Tal Raz, Ph.D., with David Weitz, Ph.D., Harvard University
Funding amount: $1.5 million fiscal 2012 (total $4.5 million over three years subject to the availability of appropriations)
Aim: Increase the throughput of the current single channel microfluidic instrument to enable whole genome sequencing in about six hours, including data analysis, genome alignment and variant calling. Microfluidics refers to plastic devices in which fluids move through tiny channels that are the diameter of a human hair.
Columbia University, New York City
Kenneth Shepard, Ph.D., with Marija Drndic, Ph.D., University of Pennsylvania, Philadelphia
Funding amount: $500,000 in FY2012 (total $1.5 million over three years subject to the availability of appropriations)
Aim: Develop much faster and more sensitive electronics to enable sequencing based on arrays of nanopores.
Intel Corp., Santa Clara, Calif., University of Twente, Enschede-Noord, Netherlands, Columbia University, Pacific Biosciences, Menlo Park, CA
Madoo Varma, Ph.D., Oguz H. Elibol, Ph.D., Xing Su, Ph.D., Serge Guy Lemay, Ph.D., Kenneth Shepard, Ph.D., Stephen Turner, Ph.D.
Funding amount: $1.2 million fiscal 2012 (total $5 million over four years subject to the availability of appropriations)

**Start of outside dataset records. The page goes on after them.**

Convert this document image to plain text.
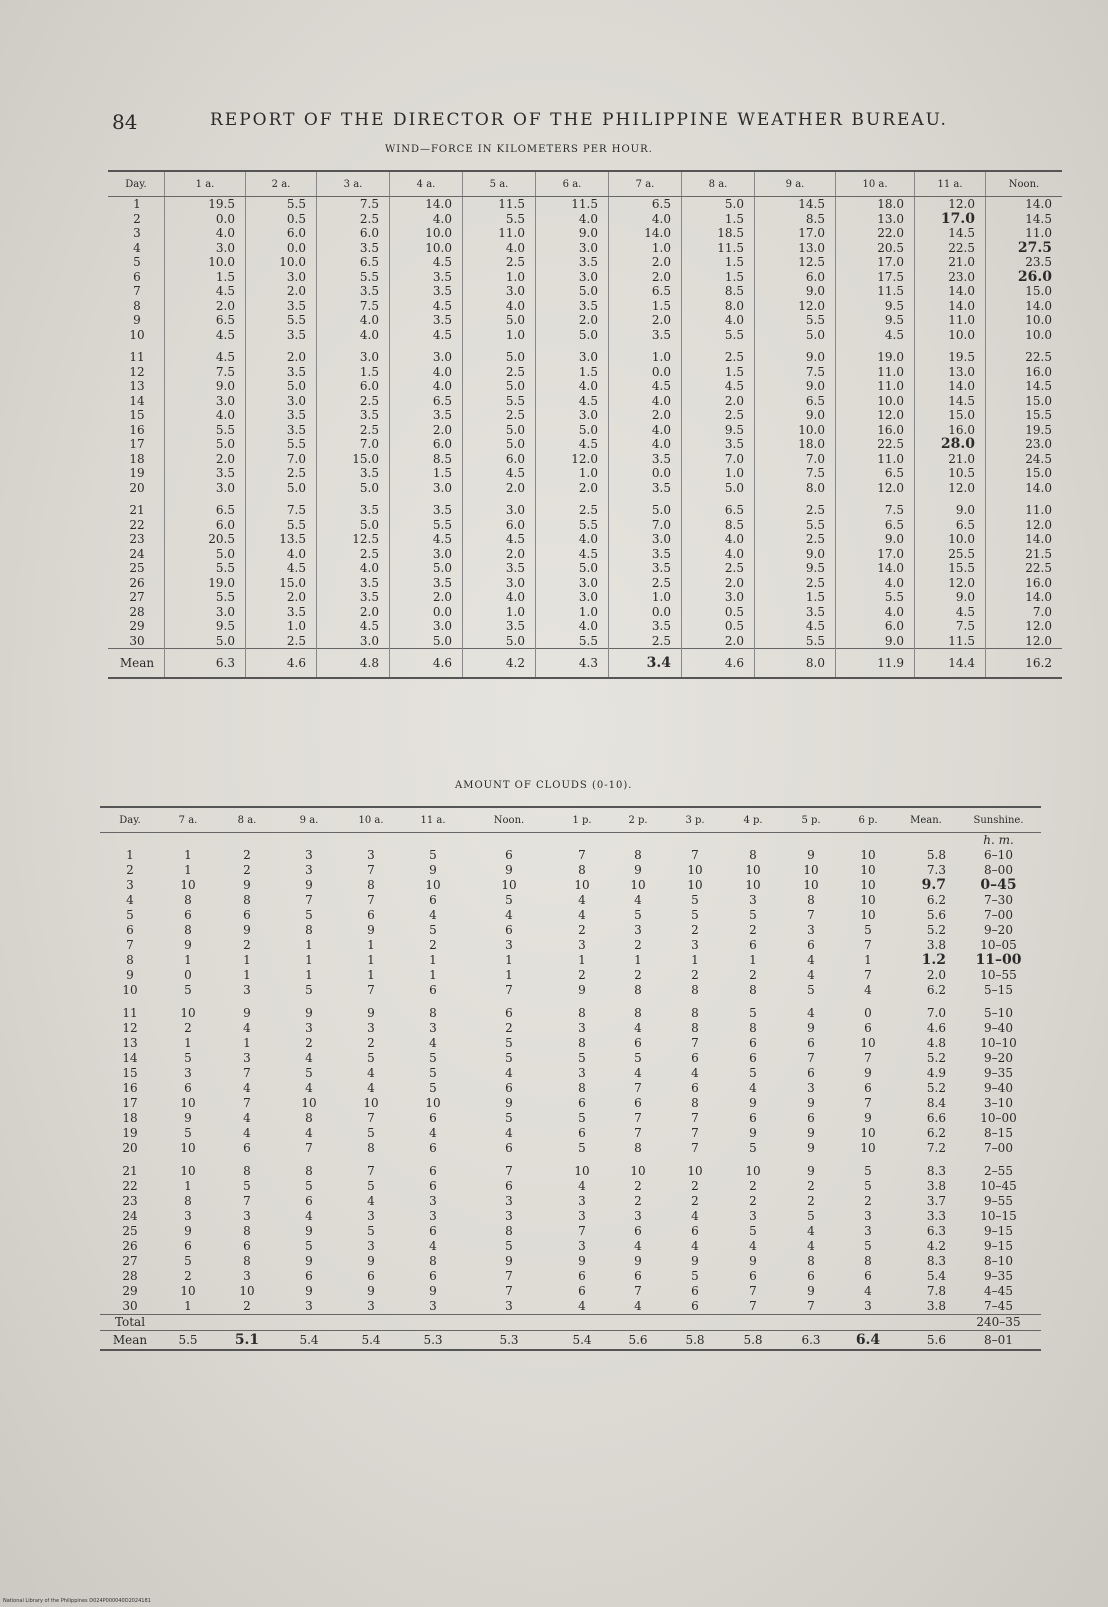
84	REPORT OF THE DIRECTOR OF THE PHILIPPINE WEATHER BUREAU.
WIND—FORCE IN KILOMETERS PER HOUR.
Day.	1 a.	2 a.	3 a.	4 a.	5 a.	6 a.	7 a.	8 a.	9 a.	10 a.	11 a.	Noon.
1	19.5	5.5	7.5	14.0	11.5	11.5	6.5	5.0	14.5	18.0	12.0	14.0
2	0.0	0.5	2.5	4.0	5.5	4.0	4.0	1.5	8.5	13.0	17.0	14.5
3	4.0	6.0	6.0	10.0	11.0	9.0	14.0	18.5	17.0	22.0	14.5	11.0
4	3.0	0.0	3.5	10.0	4.0	3.0	1.0	11.5	13.0	20.5	22.5	27.5
5	10.0	10.0	6.5	4.5	2.5	3.5	2.0	1.5	12.5	17.0	21.0	23.5
6	1.5	3.0	5.5	3.5	1.0	3.0	2.0	1.5	6.0	17.5	23.0	26.0
7	4.5	2.0	3.5	3.5	3.0	5.0	6.5	8.5	9.0	11.5	14.0	15.0
8	2.0	3.5	7.5	4.5	4.0	3.5	1.5	8.0	12.0	9.5	14.0	14.0
9	6.5	5.5	4.0	3.5	5.0	2.0	2.0	4.0	5.5	9.5	11.0	10.0
10	4.5	3.5	4.0	4.5	1.0	5.0	3.5	5.5	5.0	4.5	10.0	10.0
11	4.5	2.0	3.0	3.0	5.0	3.0	1.0	2.5	9.0	19.0	19.5	22.5
12	7.5	3.5	1.5	4.0	2.5	1.5	0.0	1.5	7.5	11.0	13.0	16.0
13	9.0	5.0	6.0	4.0	5.0	4.0	4.5	4.5	9.0	11.0	14.0	14.5
14	3.0	3.0	2.5	6.5	5.5	4.5	4.0	2.0	6.5	10.0	14.5	15.0
15	4.0	3.5	3.5	3.5	2.5	3.0	2.0	2.5	9.0	12.0	15.0	15.5
16	5.5	3.5	2.5	2.0	5.0	5.0	4.0	9.5	10.0	16.0	16.0	19.5
17	5.0	5.5	7.0	6.0	5.0	4.5	4.0	3.5	18.0	22.5	28.0	23.0
18	2.0	7.0	15.0	8.5	6.0	12.0	3.5	7.0	7.0	11.0	21.0	24.5
19	3.5	2.5	3.5	1.5	4.5	1.0	0.0	1.0	7.5	6.5	10.5	15.0
20	3.0	5.0	5.0	3.0	2.0	2.0	3.5	5.0	8.0	12.0	12.0	14.0
21	6.5	7.5	3.5	3.5	3.0	2.5	5.0	6.5	2.5	7.5	9.0	11.0
22	6.0	5.5	5.0	5.5	6.0	5.5	7.0	8.5	5.5	6.5	6.5	12.0
23	20.5	13.5	12.5	4.5	4.5	4.0	3.0	4.0	2.5	9.0	10.0	14.0
24	5.0	4.0	2.5	3.0	2.0	4.5	3.5	4.0	9.0	17.0	25.5	21.5
25	5.5	4.5	4.0	5.0	3.5	5.0	3.5	2.5	9.5	14.0	15.5	22.5
26	19.0	15.0	3.5	3.5	3.0	3.0	2.5	2.0	2.5	4.0	12.0	16.0
27	5.5	2.0	3.5	2.0	4.0	3.0	1.0	3.0	1.5	5.5	9.0	14.0
28	3.0	3.5	2.0	0.0	1.0	1.0	0.0	0.5	3.5	4.0	4.5	7.0
29	9.5	1.0	4.5	3.0	3.5	4.0	3.5	0.5	4.5	6.0	7.5	12.0
30	5.0	2.5	3.0	5.0	5.0	5.5	2.5	2.0	5.5	9.0	11.5	12.0
Mean	6.3	4.6	4.8	4.6	4.2	4.3	3.4	4.6	8.0	11.9	14.4	16.2
AMOUNT OF CLOUDS (0-10).
Day.	7 a.	8 a.	9 a.	10 a.	11 a.	Noon.	1 p.	2 p.	3 p.	4 p.	5 p.	6 p.	Mean.	Sunshine.
														h. m.
1	1	2	3	3	5	6	7	8	7	8	9	10	5.8	6–10
2	1	2	3	7	9	9	8	9	10	10	10	10	7.3	8–00
3	10	9	9	8	10	10	10	10	10	10	10	10	9.7	0–45
4	8	8	7	7	6	5	4	4	5	3	8	10	6.2	7–30
5	6	6	5	6	4	4	4	5	5	5	7	10	5.6	7–00
6	8	9	8	9	5	6	2	3	2	2	3	5	5.2	9–20
7	9	2	1	1	2	3	3	2	3	6	6	7	3.8	10–05
8	1	1	1	1	1	1	1	1	1	1	4	1	1.2	11–00
9	0	1	1	1	1	1	2	2	2	2	4	7	2.0	10–55
10	5	3	5	7	6	7	9	8	8	8	5	4	6.2	5–15
11	10	9	9	9	8	6	8	8	8	5	4	0	7.0	5–10
12	2	4	3	3	3	2	3	4	8	8	9	6	4.6	9–40
13	1	1	2	2	4	5	8	6	7	6	6	10	4.8	10–10
14	5	3	4	5	5	5	5	5	6	6	7	7	5.2	9–20
15	3	7	5	4	5	4	3	4	4	5	6	9	4.9	9–35
16	6	4	4	4	5	6	8	7	6	4	3	6	5.2	9–40
17	10	7	10	10	10	9	6	6	8	9	9	7	8.4	3–10
18	9	4	8	7	6	5	5	7	7	6	6	9	6.6	10–00
19	5	4	4	5	4	4	6	7	7	9	9	10	6.2	8–15
20	10	6	7	8	6	6	5	8	7	5	9	10	7.2	7–00
21	10	8	8	7	6	7	10	10	10	10	9	5	8.3	2–55
22	1	5	5	5	6	6	4	2	2	2	2	5	3.8	10–45
23	8	7	6	4	3	3	3	2	2	2	2	2	3.7	9–55
24	3	3	4	3	3	3	3	3	4	3	5	3	3.3	10–15
25	9	8	9	5	6	8	7	6	6	5	4	3	6.3	9–15
26	6	6	5	3	4	5	3	4	4	4	4	5	4.2	9–15
27	5	8	9	9	8	9	9	9	9	9	8	8	8.3	8–10
28	2	3	6	6	6	7	6	6	5	6	6	6	5.4	9–35
29	10	10	9	9	9	7	6	7	6	7	9	4	7.8	4–45
30	1	2	3	3	3	3	4	4	6	7	7	3	3.8	7–45
Total														240–35
Mean	5.5	5.1	5.4	5.4	5.3	5.3	5.4	5.6	5.8	5.8	6.3	6.4	5.6	8–01
National Library of the Philippines D024P000040D2024181
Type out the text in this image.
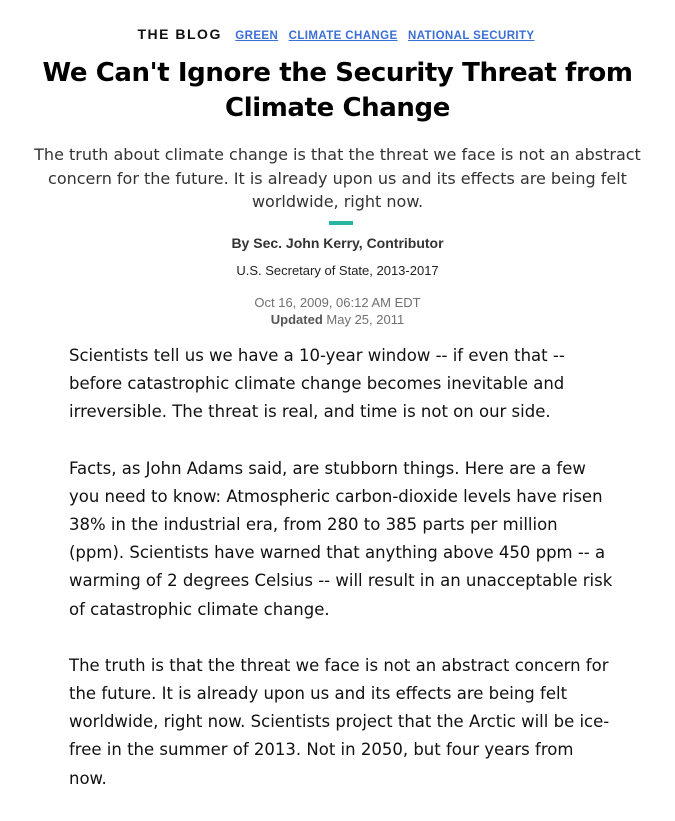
THE BLOG GREEN CLIMATE CHANGE NATIONAL SECURITY
We Can't Ignore the Security Threat from Climate Change

The truth about climate change is that the threat we face is not an abstract concern for the future. It is already upon us and its effects are being felt worldwide, right now.

By Sec. John Kerry, Contributor
U.S. Secretary of State, 2013-2017
Oct 16, 2009, 06:12 AM EDT
Updated May 25, 2011

Scientists tell us we have a 10-year window -- if even that -- before catastrophic climate change becomes inevitable and irreversible. The threat is real, and time is not on our side.

Facts, as John Adams said, are stubborn things. Here are a few you need to know: Atmospheric carbon-dioxide levels have risen 38% in the industrial era, from 280 to 385 parts per million (ppm). Scientists have warned that anything above 450 ppm -- a warming of 2 degrees Celsius -- will result in an unacceptable risk of catastrophic climate change.

The truth is that the threat we face is not an abstract concern for the future. It is already upon us and its effects are being felt worldwide, right now. Scientists project that the Arctic will be ice-free in the summer of 2013. Not in 2050, but four years from now.
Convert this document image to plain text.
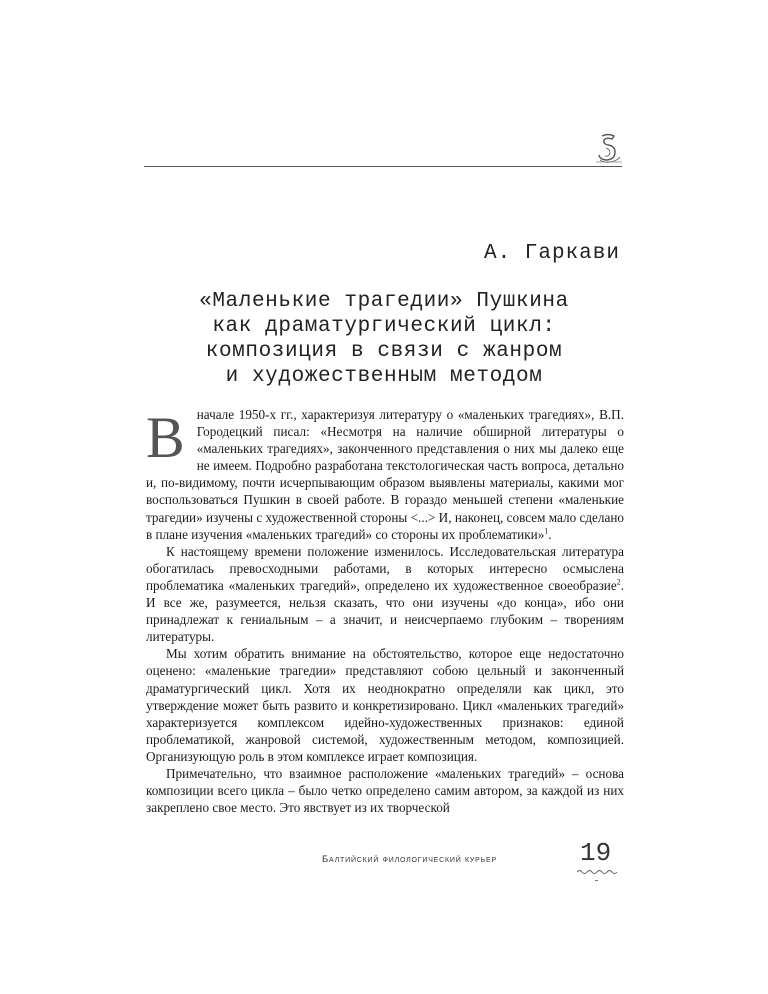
А. Гаркави
«Маленькие трагедии» Пушкина
как драматургический цикл:
композиция в связи с жанром
и художественным методом

Вначале 1950-х гг., характеризуя литературу о «маленьких трагедиях», В.П. Городецкий писал: «Несмотря на наличие обширной литературы о «маленьких трагедиях», законченного представления о них мы далеко еще не имеем. Подробно разработана текстологическая часть вопроса, детально и, по-видимому, почти исчерпывающим образом выявлены материалы, какими мог воспользоваться Пушкин в своей работе. В гораздо меньшей степени «маленькие трагедии» изучены с художественной стороны <...> И, наконец, совсем мало сделано в плане изучения «маленьких трагедий» со стороны их проблематики»$^1$.

К настоящему времени положение изменилось. Исследовательская литература обогатилась превосходными работами, в которых интересно осмыслена проблематика «маленьких трагедий», определено их художественное своеобразие$^2$. И все же, разумеется, нельзя сказать, что они изучены «до конца», ибо они принадлежат к гениальным – а значит, и неисчерпаемо глубоким – творениям литературы.

Мы хотим обратить внимание на обстоятельство, которое еще недостаточно оценено: «маленькие трагедии» представляют собою цельный и законченный драматургический цикл. Хотя их неоднократно определяли как цикл, это утверждение может быть развито и конкретизировано. Цикл «маленьких трагедий» характеризуется комплексом идейно-художественных признаков: единой проблематикой, жанровой системой, художественным методом, композицией. Организующую роль в этом комплексе играет композиция.

Примечательно, что взаимное расположение «маленьких трагедий» – основа композиции всего цикла – было четко определено самим автором, за каждой из них закреплено свое место. Это явствует из их творческой

Балтийский филологический курьер	19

Aim: Develop a real-time, single-molecule sequencer that detects electrically active tags that will be attached to each of the four DNA subunits
Northeastern University, Boston, Pacific Biosciences
Meni Wanunu, Ph.D., and Jonas Korlach, Ph.D.
Funding amount: $300,000 fiscal 2012 (total $825,000 over 3 years subject to the availability of appropriations)
Aim: Reduce the cost of Pacific Biosciences' single-molecule real-time (SMRT) DNA sequencing by reducing the amount of DNA needed to picogram levels. A picogram is 1 trillionth of a gram.